A TOURIST was dragged into a ship propeller and killed after leaping into the ocean to retrieve her flip-flops.
Witnesses screamed in horror as Natalia Andrea Larranaga Fajardo, 26, was struck by the vessel in Colombia.
She began to bleed closely after struggling devastating accidents to her legs and decrease again in waters off White Wata Seashore on the island of San Andres.
Natalia, from Cali, had jumped into the water to get her flip-flops on November 27 when she was sucked into the propeller, in response to studies.

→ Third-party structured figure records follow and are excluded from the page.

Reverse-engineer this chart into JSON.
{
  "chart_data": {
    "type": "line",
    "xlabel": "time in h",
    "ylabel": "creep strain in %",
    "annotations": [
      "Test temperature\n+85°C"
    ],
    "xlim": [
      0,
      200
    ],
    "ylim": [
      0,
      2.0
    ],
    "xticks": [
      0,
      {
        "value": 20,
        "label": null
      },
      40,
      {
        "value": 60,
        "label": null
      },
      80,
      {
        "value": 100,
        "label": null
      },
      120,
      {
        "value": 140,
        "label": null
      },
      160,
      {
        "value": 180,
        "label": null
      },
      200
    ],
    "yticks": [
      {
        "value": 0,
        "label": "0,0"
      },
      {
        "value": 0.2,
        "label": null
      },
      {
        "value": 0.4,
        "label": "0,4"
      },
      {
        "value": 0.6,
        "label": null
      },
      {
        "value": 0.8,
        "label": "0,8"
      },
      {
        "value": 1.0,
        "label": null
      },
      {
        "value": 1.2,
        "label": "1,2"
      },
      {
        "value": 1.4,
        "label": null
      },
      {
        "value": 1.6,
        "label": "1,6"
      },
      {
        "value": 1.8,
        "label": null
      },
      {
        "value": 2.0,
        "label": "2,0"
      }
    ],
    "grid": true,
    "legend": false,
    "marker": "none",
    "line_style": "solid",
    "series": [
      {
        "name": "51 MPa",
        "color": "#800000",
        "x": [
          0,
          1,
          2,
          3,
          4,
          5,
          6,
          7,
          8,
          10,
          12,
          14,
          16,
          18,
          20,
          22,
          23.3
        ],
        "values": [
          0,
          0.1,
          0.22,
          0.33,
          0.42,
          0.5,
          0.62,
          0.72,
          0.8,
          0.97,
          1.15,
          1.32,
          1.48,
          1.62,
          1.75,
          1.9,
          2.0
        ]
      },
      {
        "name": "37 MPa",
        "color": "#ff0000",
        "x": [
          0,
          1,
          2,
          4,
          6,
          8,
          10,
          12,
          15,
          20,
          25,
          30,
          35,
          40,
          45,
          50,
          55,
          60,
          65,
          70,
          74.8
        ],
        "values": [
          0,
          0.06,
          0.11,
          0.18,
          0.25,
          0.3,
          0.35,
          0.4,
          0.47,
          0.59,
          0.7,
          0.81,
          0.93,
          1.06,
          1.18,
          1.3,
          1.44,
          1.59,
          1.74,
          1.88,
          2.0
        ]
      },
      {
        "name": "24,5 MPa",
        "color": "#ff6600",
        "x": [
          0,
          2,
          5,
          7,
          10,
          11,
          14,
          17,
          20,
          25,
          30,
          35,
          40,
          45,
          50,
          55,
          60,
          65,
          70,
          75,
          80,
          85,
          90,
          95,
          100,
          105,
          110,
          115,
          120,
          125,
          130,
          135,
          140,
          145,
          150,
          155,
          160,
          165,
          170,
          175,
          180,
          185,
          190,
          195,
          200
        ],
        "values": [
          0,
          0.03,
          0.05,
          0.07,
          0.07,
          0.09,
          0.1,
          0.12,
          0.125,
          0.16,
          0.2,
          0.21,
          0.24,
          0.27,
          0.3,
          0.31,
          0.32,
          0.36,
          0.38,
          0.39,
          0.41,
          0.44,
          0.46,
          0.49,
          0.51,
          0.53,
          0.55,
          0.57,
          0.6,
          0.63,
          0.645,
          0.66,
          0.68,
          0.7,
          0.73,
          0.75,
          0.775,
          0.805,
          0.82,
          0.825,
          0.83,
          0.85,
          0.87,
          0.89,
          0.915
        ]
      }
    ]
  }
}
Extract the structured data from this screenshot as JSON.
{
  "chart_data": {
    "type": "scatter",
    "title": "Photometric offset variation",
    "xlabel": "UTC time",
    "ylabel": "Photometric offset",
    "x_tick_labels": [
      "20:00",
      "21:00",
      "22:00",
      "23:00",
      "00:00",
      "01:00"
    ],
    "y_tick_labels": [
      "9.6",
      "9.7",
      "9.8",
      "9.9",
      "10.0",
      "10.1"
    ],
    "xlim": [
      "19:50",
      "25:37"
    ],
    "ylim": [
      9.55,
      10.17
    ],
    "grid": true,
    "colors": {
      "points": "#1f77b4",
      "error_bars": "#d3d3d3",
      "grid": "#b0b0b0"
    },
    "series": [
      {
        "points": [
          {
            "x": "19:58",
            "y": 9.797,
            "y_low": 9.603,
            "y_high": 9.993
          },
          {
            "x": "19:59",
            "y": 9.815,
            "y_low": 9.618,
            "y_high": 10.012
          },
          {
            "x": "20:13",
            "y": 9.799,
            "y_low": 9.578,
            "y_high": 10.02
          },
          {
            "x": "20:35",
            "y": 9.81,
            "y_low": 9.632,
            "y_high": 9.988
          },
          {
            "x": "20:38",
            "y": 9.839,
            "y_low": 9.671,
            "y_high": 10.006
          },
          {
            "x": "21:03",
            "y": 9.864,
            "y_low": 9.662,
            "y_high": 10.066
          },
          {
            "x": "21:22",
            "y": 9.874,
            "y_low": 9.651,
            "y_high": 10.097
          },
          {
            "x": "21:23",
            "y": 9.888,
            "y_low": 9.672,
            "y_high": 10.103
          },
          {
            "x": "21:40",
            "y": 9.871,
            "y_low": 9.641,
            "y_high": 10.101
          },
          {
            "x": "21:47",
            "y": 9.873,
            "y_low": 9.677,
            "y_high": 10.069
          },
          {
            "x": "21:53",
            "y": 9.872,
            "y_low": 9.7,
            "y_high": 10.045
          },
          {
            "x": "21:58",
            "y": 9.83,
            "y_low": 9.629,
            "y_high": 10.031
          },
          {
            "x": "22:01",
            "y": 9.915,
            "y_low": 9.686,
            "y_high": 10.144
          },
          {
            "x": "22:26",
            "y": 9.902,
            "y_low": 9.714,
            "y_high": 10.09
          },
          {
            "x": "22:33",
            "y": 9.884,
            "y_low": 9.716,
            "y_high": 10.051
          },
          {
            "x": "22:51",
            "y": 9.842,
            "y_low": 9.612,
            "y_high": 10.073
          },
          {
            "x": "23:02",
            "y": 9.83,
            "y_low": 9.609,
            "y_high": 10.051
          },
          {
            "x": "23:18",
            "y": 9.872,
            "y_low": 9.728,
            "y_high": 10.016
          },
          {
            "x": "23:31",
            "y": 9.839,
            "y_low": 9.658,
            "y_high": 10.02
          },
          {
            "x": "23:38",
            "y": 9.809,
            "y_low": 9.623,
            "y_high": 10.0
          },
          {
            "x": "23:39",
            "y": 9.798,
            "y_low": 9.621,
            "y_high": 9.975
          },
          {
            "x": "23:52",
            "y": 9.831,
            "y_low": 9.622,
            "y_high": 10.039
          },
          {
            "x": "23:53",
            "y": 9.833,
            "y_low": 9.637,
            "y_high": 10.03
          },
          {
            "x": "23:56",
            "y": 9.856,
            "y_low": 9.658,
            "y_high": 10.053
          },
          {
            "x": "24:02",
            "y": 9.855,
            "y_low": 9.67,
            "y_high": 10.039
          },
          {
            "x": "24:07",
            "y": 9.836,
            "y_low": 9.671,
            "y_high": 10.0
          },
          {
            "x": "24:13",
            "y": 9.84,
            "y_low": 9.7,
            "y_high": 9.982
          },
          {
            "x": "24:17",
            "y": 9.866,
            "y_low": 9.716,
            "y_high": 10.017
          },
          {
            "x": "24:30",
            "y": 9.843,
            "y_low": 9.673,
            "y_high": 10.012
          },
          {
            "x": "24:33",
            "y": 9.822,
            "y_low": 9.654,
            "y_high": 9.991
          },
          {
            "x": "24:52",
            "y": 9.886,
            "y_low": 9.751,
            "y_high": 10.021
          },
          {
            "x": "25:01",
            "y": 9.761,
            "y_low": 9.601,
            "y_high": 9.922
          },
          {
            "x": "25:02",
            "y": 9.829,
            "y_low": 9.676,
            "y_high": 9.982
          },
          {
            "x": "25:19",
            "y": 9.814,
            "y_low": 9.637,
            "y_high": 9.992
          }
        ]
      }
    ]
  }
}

She was rushed by jet ski to a hospital on the island, the place she underwent a number of blood transfusions and surgical procedure to restore her arteries.
Medics additionally needed to resuscitate her after she suffered a cardiac arrest.


After the operation, she was admitted to the ICU however she suffered one other cardiac arrest – this time deadly – within the early hours of the next morning.
It’s understood the boat concerned within the incident was carrying 24 vacationers and two crew members.
Dimar – Colombia’s maritime authority – stated in an announcement: “The vessel has been immobilised and its two crew members have been positioned on the disposal of the related authorities by the Coast Guard of the Colombian Navy as a part of the due means of investigation.”
Officers in San Andres reminded swimmers to maintain away from transferring boats and to inform crew if getting into the water.
It comes after the son of a Spanish-Venezuelan billionaire banker was killed by a ship propeller after leaping overboard.
Juan Carlos Escotet Alviarez, 31, died whereas making an attempt to save lots of his fiancée, who had fallen from a 60-foot vessel about six miles off Key Largo, Florida.
He was the youngest son of Banesco founder Juan Carlos Escotet Rodriguez, who’s value $3.5billion, per Forbes.
The tragedy occurred as Escotet Alviarez and fiancée Andrea Montero, 30, have been competing as anglers in a match organized by Ocean Reef Membership in March.
Escotet Alviarez was hit by the propeller simply as he entered the water and died from his accidents, the Florida Fish and Wildlife Conservation Fee stated.